The degradation of the independent law enforcement function itself
Benjamin Wittes has thoughts on the effects of the current situation on people at the Department of Justice and on the rest of us.
The trouble is that remaining in office does not merely demean the individual dignity of the attorney general and the deputy attorney general when the President whines about the attorney general’s compliance with Justice Department recusal rules; when he attacks the attorney general for not investigating a political opponent; when he openly suggests that the Justice Department’s leadership should act in his personal interests; or when he suggests that the deputy attorney general is biased against him as a result of previous service as U.S. attorney in a Democratic-majority city. These are also degradations of the institutional offices these men hold. And continuing to hold those offices in silence when the president says these things them permits that degradation to go unchallenged—both before the workforce and before the public.

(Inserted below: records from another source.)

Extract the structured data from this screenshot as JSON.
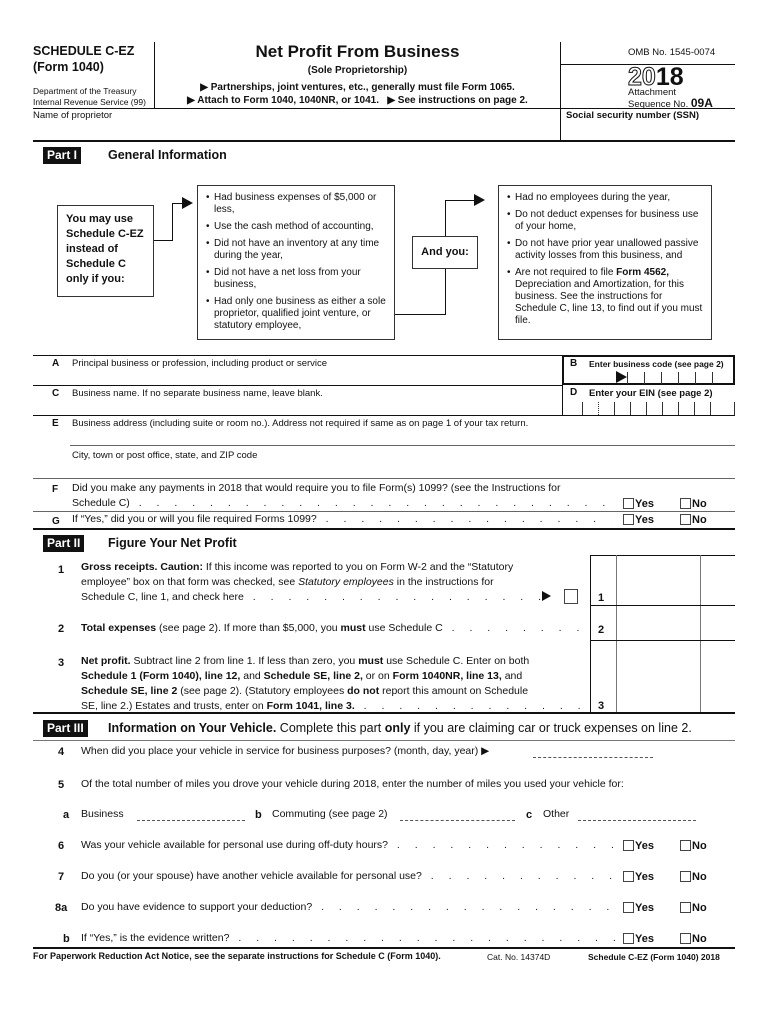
{
  "header": {
    "schedule": "SCHEDULE C-EZ",
    "form": "(Form 1040)",
    "dept": "Department of the Treasury",
    "irs": "Internal Revenue Service (99)",
    "title": "Net Profit From Business",
    "subtitle": "(Sole Proprietorship)",
    "note1": "▶ Partnerships, joint ventures, etc., generally must file Form 1065.",
    "note2": "▶ Attach to Form 1040, 1040NR, or 1041.   ▶ See instructions on page 2.",
    "omb": "OMB No. 1545-0074",
    "year_outline": "20",
    "year_bold": "18",
    "attachment": "Attachment",
    "sequence": "Sequence No.",
    "sequence_no": "09A",
    "name_label": "Name of proprietor",
    "ssn_label": "Social security number (SSN)"
  },
  "part1": {
    "badge": "Part I",
    "title": "General Information",
    "may_use": "You may use Schedule C-EZ instead of Schedule C only if you:",
    "left_bullets": [
      "Had business expenses of $5,000 or less,",
      "Use the cash method of accounting,",
      "Did not have an inventory at any time during the year,",
      "Did not have a net loss from your business,",
      "Had only one business as either a sole proprietor, qualified joint venture, or statutory employee,"
    ],
    "and_you": "And you:",
    "right_bullets": [
      "Had no employees during the year,",
      "Do not deduct expenses for business use of your home,",
      "Do not have prior year unallowed passive activity losses from this business, and"
    ],
    "right_last_pre": "Are not required to file ",
    "right_last_bold": "Form 4562,",
    "right_last_post": " Depreciation and Amortization, for this business. See the instructions for Schedule C, line 13, to find out if you must file.",
    "A": {
      "letter": "A",
      "label": "Principal business or profession, including product or service"
    },
    "B": {
      "letter": "B",
      "label": "Enter business code (see page 2)"
    },
    "C": {
      "letter": "C",
      "label": "Business name. If no separate business name, leave blank."
    },
    "D": {
      "letter": "D",
      "label": "Enter your EIN (see page 2)"
    },
    "E": {
      "letter": "E",
      "label": "Business address (including suite or room no.). Address not required if same as on page 1 of your tax return.",
      "city": "City, town or post office, state, and ZIP code"
    },
    "F": {
      "letter": "F",
      "label1": "Did you make any payments in 2018 that would require you to file Form(s) 1099? (see the Instructions for",
      "label2": "Schedule C)"
    },
    "G": {
      "letter": "G",
      "label": "If “Yes,” did you or will you file required Forms 1099?"
    },
    "yes": "Yes",
    "no": "No"
  },
  "part2": {
    "badge": "Part II",
    "title": "Figure Your Net Profit",
    "l1": {
      "num": "1",
      "bold": "Gross receipts. Caution:",
      "t1": " If this income was reported to you on Form W-2 and the “Statutory",
      "t2": "employee” box on that form was checked, see ",
      "italic": "Statutory employees",
      "t3": " in the instructions for",
      "t4": "Schedule C, line 1, and check here"
    },
    "l2": {
      "num": "2",
      "bold": "Total expenses",
      "t1": " (see page 2). If more than $5,000, you ",
      "bold2": "must",
      "t2": " use Schedule C"
    },
    "l3": {
      "num": "3",
      "segments": [
        [
          {
            "b": 1,
            "t": "Net profit."
          },
          {
            "t": " Subtract line 2 from line 1. If less than zero, you "
          },
          {
            "b": 1,
            "t": "must"
          },
          {
            "t": " use Schedule C. Enter on both"
          }
        ],
        [
          {
            "b": 1,
            "t": "Schedule 1 (Form 1040), line 12,"
          },
          {
            "t": " and "
          },
          {
            "b": 1,
            "t": "Schedule SE, line 2,"
          },
          {
            "t": " or on "
          },
          {
            "b": 1,
            "t": "Form 1040NR, line 13,"
          },
          {
            "t": " and"
          }
        ],
        [
          {
            "b": 1,
            "t": "Schedule SE, line 2"
          },
          {
            "t": " (see page 2). (Statutory employees "
          },
          {
            "b": 1,
            "t": "do not"
          },
          {
            "t": " report this amount on Schedule"
          }
        ],
        [
          {
            "t": "SE, line 2.) Estates and trusts, enter on "
          },
          {
            "b": 1,
            "t": "Form 1041, line 3."
          }
        ]
      ]
    }
  },
  "part3": {
    "badge": "Part III",
    "title_bold": "Information on Your Vehicle.",
    "title_pre": " Complete this part ",
    "title_only": "only",
    "title_post": " if you are claiming car or truck expenses on line 2.",
    "l4": {
      "num": "4",
      "text": "When did you place your vehicle in service for business purposes? (month, day, year) ▶"
    },
    "l5": {
      "num": "5",
      "text": "Of the total number of miles you drove your vehicle during 2018, enter the number of miles you used your vehicle for:"
    },
    "l5a": {
      "a": "a",
      "a_label": "Business",
      "b": "b",
      "b_label": "Commuting (see page 2)",
      "c": "c",
      "c_label": "Other"
    },
    "l6": {
      "num": "6",
      "text": "Was your vehicle available for personal use during off-duty hours?"
    },
    "l7": {
      "num": "7",
      "text": "Do you (or your spouse) have another vehicle available for personal use?"
    },
    "l8a": {
      "num": "8a",
      "text": "Do you have evidence to support your deduction?"
    },
    "l8b": {
      "num": "b",
      "text": "If “Yes,” is the evidence written?"
    }
  },
  "footer": {
    "paperwork": "For Paperwork Reduction Act Notice, see the separate instructions for Schedule C (Form 1040).",
    "cat": "Cat. No. 14374D",
    "form": "Schedule C-EZ (Form 1040) 2018"
  }
}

To the workforce, this sort of rope-a-doping by the department’s leadership might provide a short-term protection against political interference in an investigation, and I don’t diminish the importance of that protection. Rosenstein and Sessions (who is recused, in any event) may by tolerating belittling by the President to allow their investigators and prosecutors to do their work unmolested. But the long-term cost is the corrosion of the norm not merely that investigators and prosecutors are ultimately protected from White House interference on investigative matters, but that presidential attempts at such interference are themselves unacceptable. To allow the Justice Department and FBI workforces to witness on an ongoing basis the president hectoring, threatening to fire, and belittling the attorney general and deputy attorney general is to allow them to witness also the degradation of the independent law enforcement function itself. For the departmental leadership to tolerate the repeated statements by the president of his expectation that their function is nothing more elevated than that of agents of his political power and protection is, at some level, to accede to the acceptability of those statements. Even if in practice, in the short term, law enforcement functions independently as a result, accepting this characterization of its function has to socialize over time the way people at the relevant agencies understand the jobs they are doing. It will drive honest people away, prevent good people from coming on board, and over time it will influence the way many people think about their work.

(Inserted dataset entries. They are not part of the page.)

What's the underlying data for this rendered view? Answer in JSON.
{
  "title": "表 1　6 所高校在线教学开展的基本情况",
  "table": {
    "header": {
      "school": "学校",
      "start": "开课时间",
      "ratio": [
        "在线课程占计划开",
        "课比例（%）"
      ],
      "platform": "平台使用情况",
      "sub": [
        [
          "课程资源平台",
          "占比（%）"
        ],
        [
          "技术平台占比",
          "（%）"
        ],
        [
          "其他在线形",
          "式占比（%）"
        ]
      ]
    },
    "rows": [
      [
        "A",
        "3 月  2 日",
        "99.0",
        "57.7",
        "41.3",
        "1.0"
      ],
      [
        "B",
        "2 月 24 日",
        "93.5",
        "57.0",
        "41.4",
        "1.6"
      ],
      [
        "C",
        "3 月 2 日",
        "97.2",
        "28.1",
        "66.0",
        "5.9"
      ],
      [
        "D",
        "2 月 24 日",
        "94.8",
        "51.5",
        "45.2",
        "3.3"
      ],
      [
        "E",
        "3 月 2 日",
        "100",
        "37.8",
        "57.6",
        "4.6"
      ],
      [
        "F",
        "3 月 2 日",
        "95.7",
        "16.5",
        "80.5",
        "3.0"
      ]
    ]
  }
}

Perhaps even more important than the message that leadership’s rope-a-doping sends to law enforcement officers is the message it sends to the public about law enforcement. For the public to see this kind of presidential behavior towards the attorney general and the deputy attorney general, for the public to see both men tolerate it, and for the public to see there be no consequences for it will, again over time, make it acceptable behavior. That’s the way political norms change—the way old norms get discarded and the way new ones develop. If it’s okay for the president to criticize the attorney general for recusing when it’s not convenient for his interests for the attorney general to do so, then why is not okay for him to demand as a condition of appointment that the attorney general promise not to recuse? And why is it not okay for a prospective attorney general to comply with such a demand? If it’s okay for the President to tweet that his political opponent should be investigated, why is it not okay for the attorney general to investigate those the President says should be criminally investigated? Why is it not okay for the President to order up such an investigation?
That’s all the more true since a lot of people are probably paying more attention to the DoJ right now than they ever have before. We’re drinking in what’s being played out before us day after day; how can we help but absorb the messages being sent?